Hyperlapse Testaufnahme mit Klebeband am Außenspiegel - hat funktioniert

Hyperlapse Testaufnahme mit Klebeband am Außenspiegel – hat funktioniert

Und jetzt die Apps

  1. Offline Wikipedia ist für mich das absolute Must-Have. Früher nutzte ich Wikidroyd, was es leider nicht mehr gibt. Jetzt nutze ich Kiwix und bin sehr zufrieden. Die offline Wikipedia in deutsch ist ca. 2 GB groß und hat keine Bilder. Sie ersetzt bei mir jeglichen Reiseführer und ich liebe es darin zu schmökern. Gerade jetzt in Frankreich beim Besuch am Omaha-Beach und dem D-Day Memorial ist die Wikipedia quasi unerschöpflich und unersetzlich. Ich hab noch keine Offline Wikipedia für iOS entdeckt, aber vielleicht hat der eine oder andere Leser da einen Tipp.
  2. Offline Straßen-Wanderkarte OpenStreetMap (OSM) muss dabei sein. Als Motorradfahrer brauch die zwar nicht direkt, doch für Städte und zum wandern und Fahrrad fahren ist sie der moderne Traum. Ich nutze hier OSMand+ die inzwischen auch eine sehr gute Routing-Funktion hat. Man kann alle Karten umsonst als OSM runterladen (für Deutschland jedes Bundesland einzeln) und offline nutzen. Im Gegensatz zu GoogleMaps ist dort wirklich jeder Weg verzeichnet und bei Es gibt kostenpflichtige Zusatzkarten z.B. mit Höhenprofil oder Seekarten. GPX-Tracks können auch über die Dropbox geladen werden, aber ob man  den folgen kann (also mit Alarm-Funktion, wenn man sich n Meter von der Strecke entfernt), weiss ich nicht. Dafür hab ich immer Orux-Maps genutzt, die aber inzwischen eine schlechte Usability hatte (soll jetzt besser sein). Bei Radtouren klemm ich das Smartphone an den Lenker (Fahrradhalterung) und navigiere dann aber auch ohne Display nur mit Audio oder ich hab in der Lenkertasche ein Powerpack.
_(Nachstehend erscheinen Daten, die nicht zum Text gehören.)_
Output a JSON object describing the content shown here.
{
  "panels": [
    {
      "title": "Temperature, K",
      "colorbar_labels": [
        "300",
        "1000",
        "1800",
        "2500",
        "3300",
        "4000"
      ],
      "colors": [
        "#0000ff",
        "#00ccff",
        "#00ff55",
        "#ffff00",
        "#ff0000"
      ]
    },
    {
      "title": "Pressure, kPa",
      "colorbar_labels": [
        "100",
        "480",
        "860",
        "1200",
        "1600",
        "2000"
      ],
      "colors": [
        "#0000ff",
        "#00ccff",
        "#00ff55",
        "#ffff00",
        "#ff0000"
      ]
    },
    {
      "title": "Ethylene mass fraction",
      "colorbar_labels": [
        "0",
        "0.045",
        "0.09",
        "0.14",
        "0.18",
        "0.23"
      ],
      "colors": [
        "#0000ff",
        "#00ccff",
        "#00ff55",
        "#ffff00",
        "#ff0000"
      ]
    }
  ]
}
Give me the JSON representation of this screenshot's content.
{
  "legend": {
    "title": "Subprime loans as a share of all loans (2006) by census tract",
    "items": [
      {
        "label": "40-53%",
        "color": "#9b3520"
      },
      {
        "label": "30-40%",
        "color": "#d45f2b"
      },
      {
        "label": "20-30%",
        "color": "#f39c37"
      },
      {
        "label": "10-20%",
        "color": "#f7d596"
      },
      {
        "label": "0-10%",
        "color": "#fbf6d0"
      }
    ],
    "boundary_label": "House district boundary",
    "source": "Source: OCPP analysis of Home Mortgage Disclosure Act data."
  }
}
Während der Fahrt schalt ich meist sogar in den Offline-Modus und hab nur GPS an, dann spar ich sehr viel Akku und trotzdem funktioniert die Navigation. Es gibt inzwischen auch Fahrradlampen mit USB-Anschluss, aber Licht UND Smartphone aufladen geht nicht, also aufpassen bei Nachtfahrten.
  3. Bei der Hotelbuchungs-App Tripadvisor muss man darauf hinweisen, dass die im Ausland natürlich viel besser ist als in Deutschland. Unsere Hotels sind natürlich viel zu rückständig, als das in Tripadvisor alle Hotels flächendeckend vorhanden sind. In Frankreich war Tripadvisor jedoch ein Traum. Ich hab alle Hotels jeweils einen Tag vorher gebucht und teilweise 50% Rabatt bekommen. Sogar in Paris zur EM hab ich ein DZ im Design-Hotel im Zentrum für 87,- bekommen. Für Pauschalreisende sicherlich nicht sehr wichtig (da sind aber auch Sehenswürdigkeiten und Restaurant-Bewertungen drin), aber seit ich Tripadvisor nutze, brauch ich keine Touri-Infos mehr.
  4. Natürlich darf Facebook nicht fehlen, denn wen kann ich sonst mit meinen Urlaubsbildern nerven, wenn nicht meine Facebook-Freunde:-) Früher hab ich sogar teilweise noch gebloggt oder Reise-Apps wie Mobility-Trip oder Journal genutzt. Heute nutze ich fast ausschliesslich Facebook. Ganz selten poste ich auch mal privates Zeug auf Twitter und seit es die 360 Grad Bilder gibt, ist das bei Facebook richtig gut geworden. Da merkt man auch, dass statische Fotoalben den Anschluss verloren haben. Leider hat Facebook noch keine Stories, wie Google-Fotos.
  5. Zum Schluss noch der ganze Rest, den man immer etwas braucht, wie Wecker, Wetter, GoogleMaps, Spotify, DBNavigator und Translator sowie die Taschenlampe. Zum lesen nutze ich inzwischen einen Kindle. Das war es.

Was wurde eingespart

Wie schon erwähnt, ich habe keine Papierbücher mehr, kein Navi, keine Straßenkarten und keinen Fotoapparat, dafür aber die drei Ladegeräte (Bluetooth-Headset, Smartphone, Kindle) und natürlich Powerpacks, Adapter und Kabel. Besser ist es also nicht wirklich geworden.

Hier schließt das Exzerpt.